By funding teams rather than individual researchers, CIRM acknowledges the varied expertise required for translational and clinical research. These teams accelerate progress toward and through clinical trials by preventing duplications in effort and ensuring that the industry translational scientists, clinicians and basic scientists provide complementary expertise. The agency will be actively encouraging industry participation in these awards.
“These teams will drive the promise of Proposition 71 forward by advancing new stem cell therapies towards the clinic, safely—under the pressure of a four-year time table—for a broad range of chronic disease or injury,” said Robert Klein, chair of the CIRM Governing Board. “Stem cells hold incredible potential for reducing human suffering. The disease team model combines California’s strength in both biotechnology and academic medical science to create world-class teams that could mitigate or cure chronic diseases ranging from diabetes to cancer to acute heart failure or neurodegenerative diseases like Alzheimer’s or Parkinson’s.”
The funded teams will be expected to file a request to begin clinical trials, or to complete phase I or phase II clinical trials by the end of the four-year term.
“The disease team program is integral to our primary strategy of delivering innovative stem cell-associated therapies to patients,” said Alan Trounson, CIRM President. “We will be seeking those projects that represent the best possible opportunities for clinical trials.”
The Disease Teams II applications will take place in two parts. A lead investigator must first apply for a Disease Team Planning Award of up to $110,000, which will fund approximately 35 grants to assemble teams, plan and prepare their more elaborate Disease Team application. Only those teams that receive a planning award can submit an application for the full Disease Team award.

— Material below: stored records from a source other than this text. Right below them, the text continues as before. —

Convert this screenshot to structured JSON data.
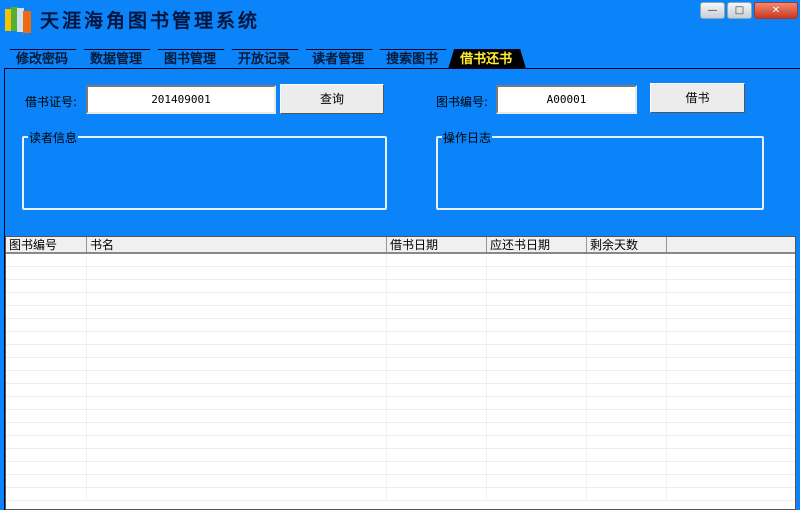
{
  "window": {
    "title": "天涯海角图书管理系统",
    "minimize": "—",
    "maximize": "□",
    "close": "✕"
  },
  "tabs": [
    {
      "label": "修改密码"
    },
    {
      "label": "数据管理"
    },
    {
      "label": "图书管理"
    },
    {
      "label": "开放记录"
    },
    {
      "label": "读者管理"
    },
    {
      "label": "搜索图书"
    },
    {
      "label": "借书还书",
      "active": true
    }
  ],
  "form": {
    "reader_id_label": "借书证号:",
    "reader_id_value": "201409001",
    "query_button": "查询",
    "book_id_label": "图书编号:",
    "book_id_value": "A00001",
    "borrow_button": "借书",
    "reader_info_label": "读者信息",
    "log_label": "操作日志"
  },
  "table": {
    "columns": [
      "图书编号",
      "书名",
      "借书日期",
      "应还书日期",
      "剩余天数",
      ""
    ],
    "rows": []
  },
  "colors": {
    "background": "#0a84f8",
    "active_tab_text": "#ffee33"
  }
}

The RFA will be posted November, 2010.
Recipients of the first round of disease team awards will be able to request approval to expand their projects to include post-IND activities including clinical trials using unspent funds from the original grant.
For public accountability and to obtain an independent evaluation of the performance and standards of the stem cell agency, the board voted to fund an independent assessment by the Institute of Medicine of the National Academies of Science. This study will be paid for out of donor funds contributed to the agency specifically to pay for studies and workshops; it will not utilize taxpayer dollars. The report would have a goal of completion within 22 to 26 months, with recommendations for short-, medium- and long-term actions to improve the performance of the agency.
The board also voted to support Assembly Bill 52 (Portantino), California Umbilical Cord Blood Collection Program, which requests that the University of California establish and administer the Umbilical Cord Blood Collection Program.
About CIRM CIRM was established in November 2004 with the passage of Proposition 71, the California Stem Cell Research and Cures Act. The statewide ballot measure, which provided $3 billion in funding for stem cell research at California universities and research institutions, was overwhelmingly approved by voters, and called for the establishment of an entity to make grants and provide loans for stem cell research, research facilities, and other vital research opportunities. To date, the CIRM governing board has approved 364 research, training and facility grants totaling more than $1 billion, making CIRM the largest source of funding for human embryonic stem cell research in the world. Estimates suggest that these grants already awarded will generate tens of thousands of job-years of employment in the state.